Boehmer is Professorial Governing Body Fellow at Wolfson College, Oxford. She teaches postcolonial literature and theory at the Faculty of English Language and Literature, Oxford; supervises doctoral students there; convenes, with Dr. Ankhi Mukherjee, the Oxford Postcolonial Seminar; is on the editorial boards of Interventions: International Journal of Postcolonial Studies, the Journal of Postcolonial Writing , and other journals; and is General Editor of Oxford University Press's series "Oxford Studies in Postcolonial Literatures".
Boehmer took over the role of Director of the Oxford Centre for Life-Writing from Professor Dame Hermione Lee in 2017. Founded in 2011 at Wolfson College, the Centre is an international hub for work on life-writing, and offers a variety of Visiting Scholarships, Doctoral Studentships, and Research Fellowships. There, Boehmer organises lectures, seminars, conferences, and exhibitions related to the practice of and research into the genre.
Boehmer is Principal Investigator of the John Fell-funded 'Postcolonial Writers Make Worlds' project which explores the question of how we read Black British and British Asian writing.She is also Co-Convener of Oxford's TORCH-funded "Race and Resistance in the Long Nineteenth Century" network. In 2014-16 she was a recipient of the Leverhulme International Network Grant for the network Planned Violence: Post/colonial Urban Infrastructures and Literature. The essay collection Planned Violence came out with Palgrave Macmillan in 2018, co-edited with Dominic Davies.
Boehmer is a trustee of the Charlie Perkins Scholarships, an Australian-British organisation established in 2010, which funds the postgraduate study of Aboriginal Australian students at Oxford and Cambridge.Since 2016 she is also a Rhodes Trustee.

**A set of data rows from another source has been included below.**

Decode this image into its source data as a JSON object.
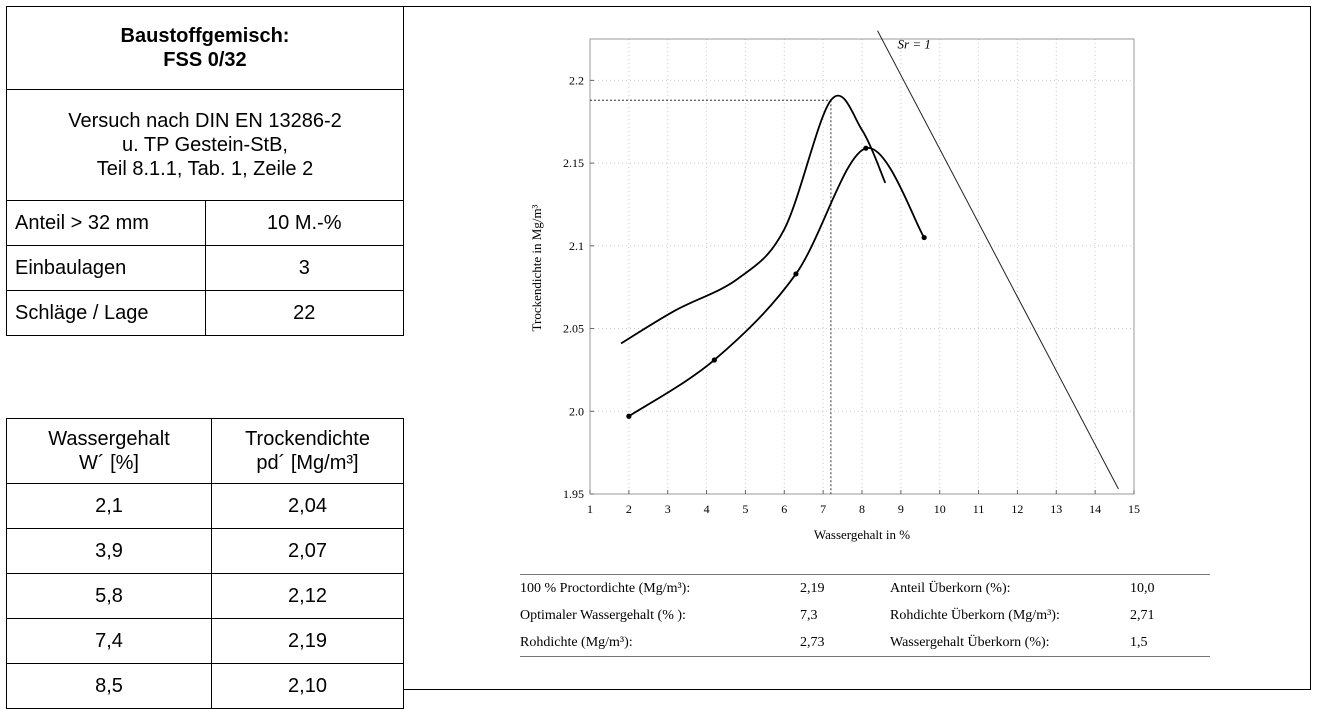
{
  "left_panel": {
    "title_line1": "Baustoffgemisch:",
    "title_line2": "FSS 0/32",
    "method_line1": "Versuch nach DIN EN 13286-2",
    "method_line2": "u. TP Gestein-StB,",
    "method_line3": "Teil 8.1.1, Tab. 1, Zeile 2",
    "props": [
      {
        "label": "Anteil > 32 mm",
        "value": "10 M.-%"
      },
      {
        "label": "Einbaulagen",
        "value": "3"
      },
      {
        "label": "Schläge / Lage",
        "value": "22"
      }
    ],
    "table_header": {
      "col1_line1": "Wassergehalt",
      "col1_line2": "W´ [%]",
      "col2_line1": "Trockendichte",
      "col2_line2": "pd´ [Mg/m³]"
    },
    "rows": [
      {
        "w": "2,1",
        "d": "2,04"
      },
      {
        "w": "3,9",
        "d": "2,07"
      },
      {
        "w": "5,8",
        "d": "2,12"
      },
      {
        "w": "7,4",
        "d": "2,19"
      },
      {
        "w": "8,5",
        "d": "2,10"
      }
    ]
  },
  "chart_data": {
    "type": "line",
    "xlabel": "Wassergehalt in %",
    "ylabel": "Trockendichte in Mg/m³",
    "xlim": [
      1,
      15
    ],
    "ylim": [
      1.95,
      2.225
    ],
    "xticks": [
      "1",
      "2",
      "3",
      "4",
      "5",
      "6",
      "7",
      "8",
      "9",
      "10",
      "11",
      "12",
      "13",
      "14",
      "15"
    ],
    "yticks": [
      "1.95",
      "2.0",
      "2.05",
      "2.1",
      "2.15",
      "2.2"
    ],
    "grid": true,
    "series": [
      {
        "values": [
          [
            2.0,
            1.997
          ],
          [
            4.2,
            2.031
          ],
          [
            6.3,
            2.083
          ],
          [
            8.1,
            2.159
          ],
          [
            9.6,
            2.105
          ]
        ],
        "markers": true
      },
      {
        "values": [
          [
            1.8,
            2.041
          ],
          [
            3.2,
            2.061
          ],
          [
            4.8,
            2.08
          ],
          [
            6.0,
            2.11
          ],
          [
            7.2,
            2.188
          ],
          [
            8.0,
            2.17
          ],
          [
            8.6,
            2.138
          ]
        ],
        "markers": false
      }
    ],
    "saturation_line": {
      "label": "Sr = 1",
      "values": [
        [
          8.4,
          2.23
        ],
        [
          14.6,
          1.953
        ]
      ]
    },
    "optimum": {
      "x": 7.2,
      "y": 2.188
    }
  },
  "params": {
    "left": [
      {
        "label": "100 % Proctordichte (Mg/m³):",
        "value": "2,19"
      },
      {
        "label": "Optimaler Wassergehalt (% ):",
        "value": "7,3"
      },
      {
        "label": "Rohdichte (Mg/m³):",
        "value": "2,73"
      }
    ],
    "right": [
      {
        "label": "Anteil Überkorn (%):",
        "value": "10,0"
      },
      {
        "label": "Rohdichte Überkorn (Mg/m³):",
        "value": "2,71"
      },
      {
        "label": "Wassergehalt Überkorn (%):",
        "value": "1,5"
      }
    ]
  }
}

She was the founding chair, in 1988, of Rhodes Scholars Against Apartheid, and, in the same year, co-established, with Kumi Naidoo, the Bram Fischer Memorial Lecture series.
In 2009, Boehmer was awarded an honorary doctorate by Linnaeus University, in Sweden. In March 2009, she gave the MM Bhattacharya endowment lectures at the University of Calcutta, Kolkata.
In 2014-15, she served as a judge for the Man Booker International Prize. In 2015-17, she was Director of the Oxford Research Centre in the Humanities (TORCH), and is now Principal Investigator on the Mellon-funded Humanities and Identities project at TORCH. During 2017, she was a visiting fellow in the School of History, Australian National University, and also holds a research fellowship at the JM Coetzee Centre for Creative Practice at the University of Adelaide.